Записки ящикового еврея. Книга первая: Из Ленинграда до Ленинграда - стр. 21
За антисемитизм наказывали, в том числе и в уголовном порядке[34].
Характерным являлся и следующий случай. Братья Шифрины[35] (ставшие известными учеными) поступили в ленинградские институты, хорошо сдав все экзамены. Их старший брат учился мало (и неохотно), но все экзамены, кроме русского, сдал. Резолюция академика Орбели[36]: «Принять, как представителя угнетенной нации, не имевшего возможности получить правильное образование».
Перед войной лафа для евреев кончилась. Нужно было дружить с Гитлером, да и Сталин, наконец, осознал, что может не скрывать своей юдофобии. Во время войны «они» (евреи), конечно, были полезны, но уже с конца
42-го года включились мощные антисемитские фильтры. Сказалось это и в награждениях, и в чистке руководящих работников культуры (об этом написал кинорежиссер Михаил Ромм[37] в «Устных рассказах»), а потом, с 43-го года и в промышленности, даже оборонной, когда директоров-евреев, ставших уже Героями и генералами, стали смещать со своих постов. О том, что награжденных на войне евреев было гораздо меньше, чем поданых на награждения рапортов, широко известно. И чем выше были ордена, тем усерднее их фамилии вычеркивали.
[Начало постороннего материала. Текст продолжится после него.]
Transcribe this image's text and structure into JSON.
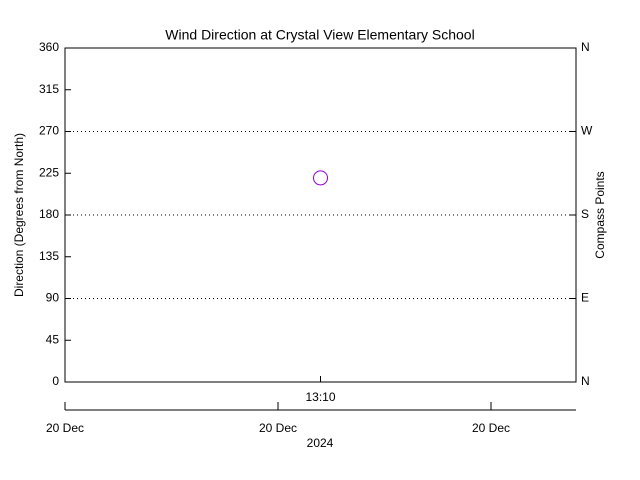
{
  "chart_data": {
    "type": "scatter",
    "title": "Wind Direction at Crystal View Elementary School",
    "ylabel": "Direction (Degrees from North)",
    "y2label": "Compass Points",
    "x": [
      "13:10"
    ],
    "values": [
      220
    ],
    "color": "#9400d3",
    "ylim": [
      0,
      360
    ],
    "yticks": [
      0,
      45,
      90,
      135,
      180,
      225,
      270,
      315,
      360
    ],
    "y2lim": [
      0,
      360
    ],
    "y2ticks": [
      {
        "value": 0,
        "label": "N"
      },
      {
        "value": 90,
        "label": "E"
      },
      {
        "value": 180,
        "label": "S"
      },
      {
        "value": 270,
        "label": "W"
      },
      {
        "value": 360,
        "label": "N"
      }
    ],
    "grid": true,
    "date_ticks": [
      "20 Dec",
      "20 Dec",
      "20 Dec"
    ],
    "date_year": "2024"
  }
}
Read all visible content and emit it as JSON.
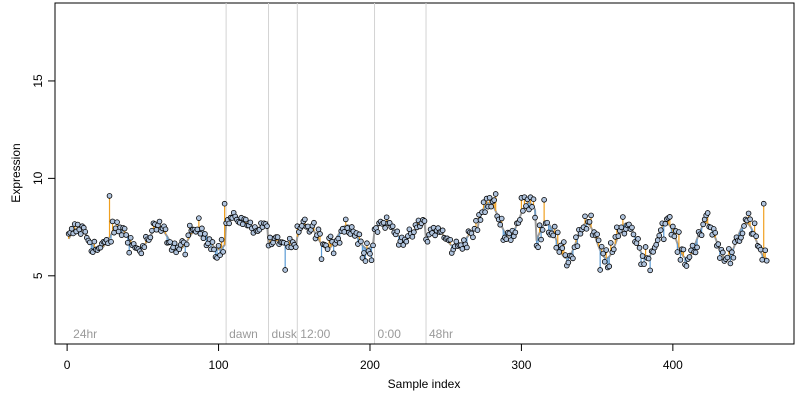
{
  "chart_data": {
    "type": "scatter",
    "xlabel": "Sample index",
    "ylabel": "Expression",
    "xlim": [
      -8,
      480
    ],
    "ylim": [
      1.5,
      19
    ],
    "x_ticks": [
      0,
      100,
      200,
      300,
      400
    ],
    "y_ticks": [
      5,
      10,
      15
    ],
    "grid": false,
    "baseline_color": "#9a9a9a",
    "above_color": "#f0a020",
    "below_color": "#5b9bd5",
    "point_fill": "#b0c4de",
    "point_stroke": "#000000",
    "section_line_color": "#d3d3d3",
    "sections": [
      {
        "x": 2,
        "label": "24hr",
        "boundary": false
      },
      {
        "x": 105,
        "label": "dawn",
        "boundary": true
      },
      {
        "x": 133,
        "label": "dusk",
        "boundary": true
      },
      {
        "x": 152,
        "label": "12:00",
        "boundary": true
      },
      {
        "x": 203,
        "label": "0:00",
        "boundary": true
      },
      {
        "x": 237,
        "label": "48hr",
        "boundary": true
      }
    ],
    "segments": [
      {
        "x0": 1,
        "x1": 105,
        "mean": 6.9,
        "amp": 0.55,
        "stdev": 0.45
      },
      {
        "x0": 105,
        "x1": 133,
        "mean": 7.7,
        "amp": 0.25,
        "stdev": 0.25
      },
      {
        "x0": 133,
        "x1": 152,
        "mean": 6.6,
        "amp": 0.2,
        "stdev": 0.3
      },
      {
        "x0": 152,
        "x1": 203,
        "mean": 7.0,
        "amp": 0.6,
        "stdev": 0.55
      },
      {
        "x0": 203,
        "x1": 237,
        "mean": 7.3,
        "amp": 0.45,
        "stdev": 0.3
      },
      {
        "x0": 237,
        "x1": 272,
        "mean": 6.9,
        "amp": 0.45,
        "stdev": 0.4
      },
      {
        "x0": 272,
        "x1": 310,
        "mean": 7.9,
        "amp": 0.85,
        "stdev": 0.45
      },
      {
        "x0": 310,
        "x1": 462,
        "mean": 6.8,
        "amp": 0.9,
        "stdev": 0.55
      }
    ],
    "highlights": [
      {
        "x": 28,
        "y": 9.1
      },
      {
        "x": 104,
        "y": 8.7
      },
      {
        "x": 283,
        "y": 9.2
      },
      {
        "x": 300,
        "y": 9.0
      },
      {
        "x": 315,
        "y": 8.9
      },
      {
        "x": 460,
        "y": 8.7
      },
      {
        "x": 144,
        "y": 5.3
      },
      {
        "x": 201,
        "y": 5.8
      },
      {
        "x": 352,
        "y": 5.3
      }
    ]
  }
}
Вернемся в нэповский Киев. Дед был успешным предпринимателем, но, видимо, знал и золотое правило бизнеса: главное – это вовремя смыться. Он освободился от дома на Шулявке, извоза, приобретенного к тому времени большого дома на Батыевой Горе. Купил квартиру на Саксаганского. И стал работать в знаменитой фирме ТЭЖЭ[38]. Надеялся, что избежит многих разочарований, постигших тех, кто верил, что НЭП – это надолго и всерьез.
Большого богатства дед не нажил ни до революции, ни во время НЭПа. Судя по всему, он особенно к нему и не стремился. К достатку – да, семья и родственники, которым он всегда помогал, должны жить хорошо. Зато деда все уважали; он являлся третейским судьей. Евреи, как известно, избегали решать гражданские дела в суде. Третейский суд был очень важным органом регулирования их жизни. Избирались в судьи достойные люди, которым доверялись не только состояния, но иногда и жизни.
Так как к состоятельным людям или к тем, кого подозревали в этом, интерес органов и не только финансовых, время от времени возобновлялся с новой силой, то и в квартиру на Саксаганского нередко захаживали проверяющие. Делалось это, как правило, по наводке «благожелателей», добрых знакомых или обиженных родственников. В одну из таких проверок оказалось, что все вроде бы в порядке, в квартире произведено уплотнение, ценных вещей и драгоценностей не обнаружено. Баба Вера держалась уверенно и независимо. Проверяющие уже уходили, когда в дверях возник Абрам Айзенберг. Увидев выходящих, он обеспокоился: «тетя Вера, они тебе ничего не сделали?»